Turns out, with loving and open arms.  We met with Donna’s three teachers and the school RN and the Admission Director and devised a plan.  We discussed how other children might react and concerns their parents might have.  We came to the meeting holding a letter from Dr. Stew, explaining why Donna physiologically was not able to be toilet trained (Stew would have done anything for Donna, even enable her with the one place she could and did exert her control.  “I am too young to sit on a toilet,” she told us time and time again.)

Donna painting

It’s hard to grasp and capture the suspended nature of those weeks Donna was in school.  I felt like such a Mom.  A happy mom, a loving mom, a busy mom, a SAHM.  The reason why I was staying at home was immaterial.  For those brief weeks of Donna thriving despite the beast growing inside her, having its way with her under our helpless watch, I got to be the mother of two.  I took Cancer Mom’s cape off and got to be simply, Mom. 

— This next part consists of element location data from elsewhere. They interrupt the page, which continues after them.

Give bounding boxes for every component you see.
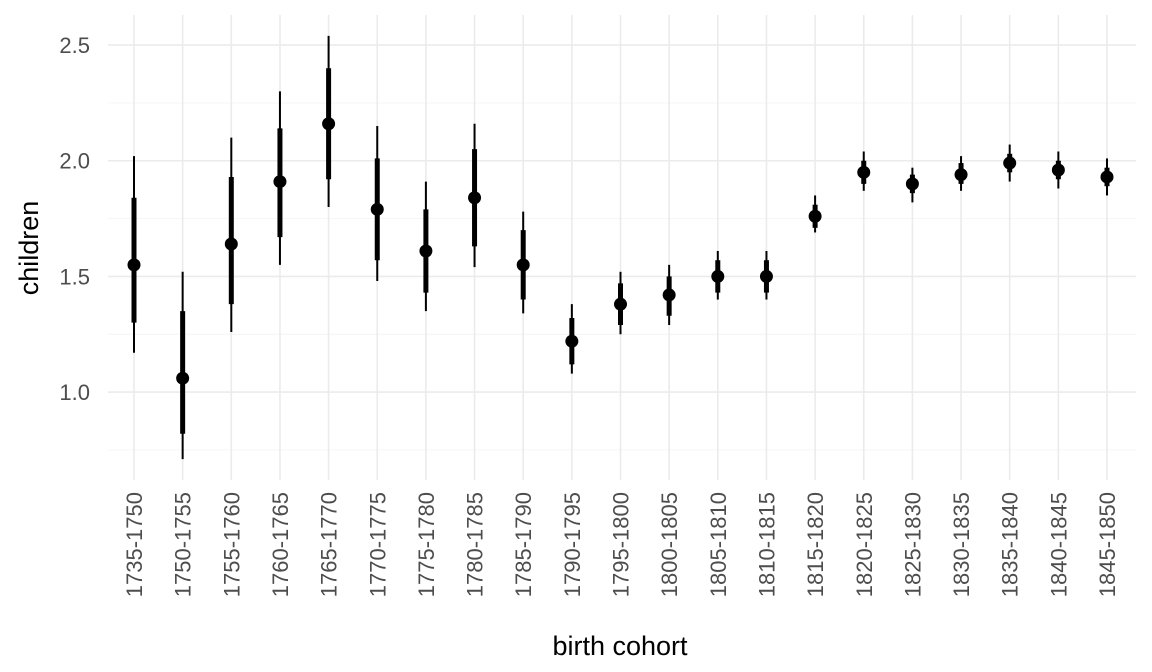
pointrange xyxy=(370,126,384,282)
pointrange xyxy=(759,250,773,300)
x-tick-label: 1835-1840 xyxy=(998,492,1023,597)
x-tick-label: 1775-1780 xyxy=(414,492,439,597)
point-estimate xyxy=(565,334,579,348)
x-tick-label: 1815-1820 xyxy=(803,492,828,597)
x-axis-title: birth cohort xyxy=(552,631,688,661)
pointrange xyxy=(1100,158,1114,196)
point-estimate xyxy=(711,269,725,283)
pointrange xyxy=(565,304,579,374)
y-axis-title: children xyxy=(14,201,44,296)
pointrange xyxy=(176,271,190,460)
x-tick-label: 1795-1800 xyxy=(609,492,634,597)
point-estimate xyxy=(176,371,190,385)
point-estimate xyxy=(1051,163,1065,177)
x-tick-label: 1760-1765 xyxy=(268,492,293,597)
x-tick-label: 1830-1835 xyxy=(949,492,974,597)
point-estimate xyxy=(662,288,676,302)
point-estimate xyxy=(322,117,336,131)
point-estimate xyxy=(808,209,822,223)
point-estimate xyxy=(1003,156,1017,170)
pointrange xyxy=(905,167,919,203)
pointrange xyxy=(1003,144,1017,182)
x-tick-label: 1735-1750 xyxy=(122,492,147,597)
point-estimate xyxy=(614,297,627,311)
x-tick-label: 1785-1790 xyxy=(511,492,536,597)
pointrange xyxy=(322,35,336,208)
grid xyxy=(108,15,1136,480)
point-estimate xyxy=(224,237,238,251)
x-tick-label: 1825-1830 xyxy=(900,492,925,597)
y-axis-ticks: 1.0 1.5 2.0 2.5 xyxy=(59,33,90,405)
point-estimate xyxy=(127,258,141,272)
pointrange xyxy=(468,123,482,268)
pointrange xyxy=(419,181,433,312)
pointrange xyxy=(1051,151,1065,189)
x-tick-label: 1790-1795 xyxy=(560,492,585,597)
pointrange xyxy=(614,271,627,335)
y-tick-label: 1.5 xyxy=(59,264,90,289)
x-axis-ticks: 1735-1750 1750-1755 1755-1760 1760-1765 1765… xyxy=(122,492,1120,597)
y-tick-label: 2.0 xyxy=(59,149,90,174)
pointrange xyxy=(711,250,725,300)
x-tick-label: 1845-1850 xyxy=(1095,492,1120,597)
y-tick-label: 1.0 xyxy=(59,380,90,405)
pointrange xyxy=(954,156,968,191)
pointrange xyxy=(127,156,141,353)
point-estimate xyxy=(370,202,384,216)
x-tick-label: 1800-1805 xyxy=(657,492,682,597)
pointrange xyxy=(662,264,676,325)
y-tick-label: 2.5 xyxy=(59,33,90,58)
point-estimate xyxy=(954,168,968,182)
x-tick-label: 1810-1815 xyxy=(754,492,779,597)
pointrange xyxy=(224,137,238,332)
pointrange xyxy=(857,151,871,191)
x-tick-label: 1770-1775 xyxy=(365,492,390,597)
x-tick-label: 1765-1770 xyxy=(317,492,342,597)
pointrange xyxy=(516,211,530,314)
point-estimate xyxy=(273,175,287,189)
point-estimate xyxy=(419,244,433,258)
x-tick-label: 1820-1825 xyxy=(852,492,877,597)
x-tick-label: 1805-1810 xyxy=(706,492,731,597)
point-estimate xyxy=(516,258,530,272)
point-estimate xyxy=(857,165,871,179)
data-marks xyxy=(127,35,1114,460)
pointrange xyxy=(808,195,822,233)
point-estimate xyxy=(759,269,773,283)
x-tick-label: 1750-1755 xyxy=(171,492,196,597)
point-estimate xyxy=(468,191,482,205)
point-estimate xyxy=(1100,170,1114,184)
x-tick-label: 1840-1845 xyxy=(1046,492,1071,597)
point-estimate xyxy=(905,177,919,191)
pointrange xyxy=(273,91,287,265)
x-tick-label: 1780-1785 xyxy=(463,492,488,597)
x-tick-label: 1755-1760 xyxy=(219,492,244,597)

In these days, our neighbors, Chabad Lubavitch Jews, encouraged us to travel to Queens, New York with Donna, where the leader of the Hasidic movement was buried.  They believed that his burial place had healing powers and thousands travelled there daily and were cured from illnesses as critical as Donna’s.  If we were not to travel, they encouraged us to send a prayer via email and it would be placed at the Rebbe’s grave. 

We are not religious, Mary Tyler Dad and I, but I embrace the belief that no one truly knows what is and is not in our world, or what happens after we leave this world.  Each day as Donna would nap, I would type the same message to the Rebbe and think about it as it made it’s way to Queens, was printed, folded, and placed next to the Rebbe’s grave:  “May she live until she die.”  That was my wish for Donna.  I did not ask for her healing or a postponement of her inevitable death, I humbly asked the Universe to allow Donna to live until she died.  No suffering.  No pain.  No lingering.  May she live until she die, was my mother’s plea, my last wish for my dying daughter.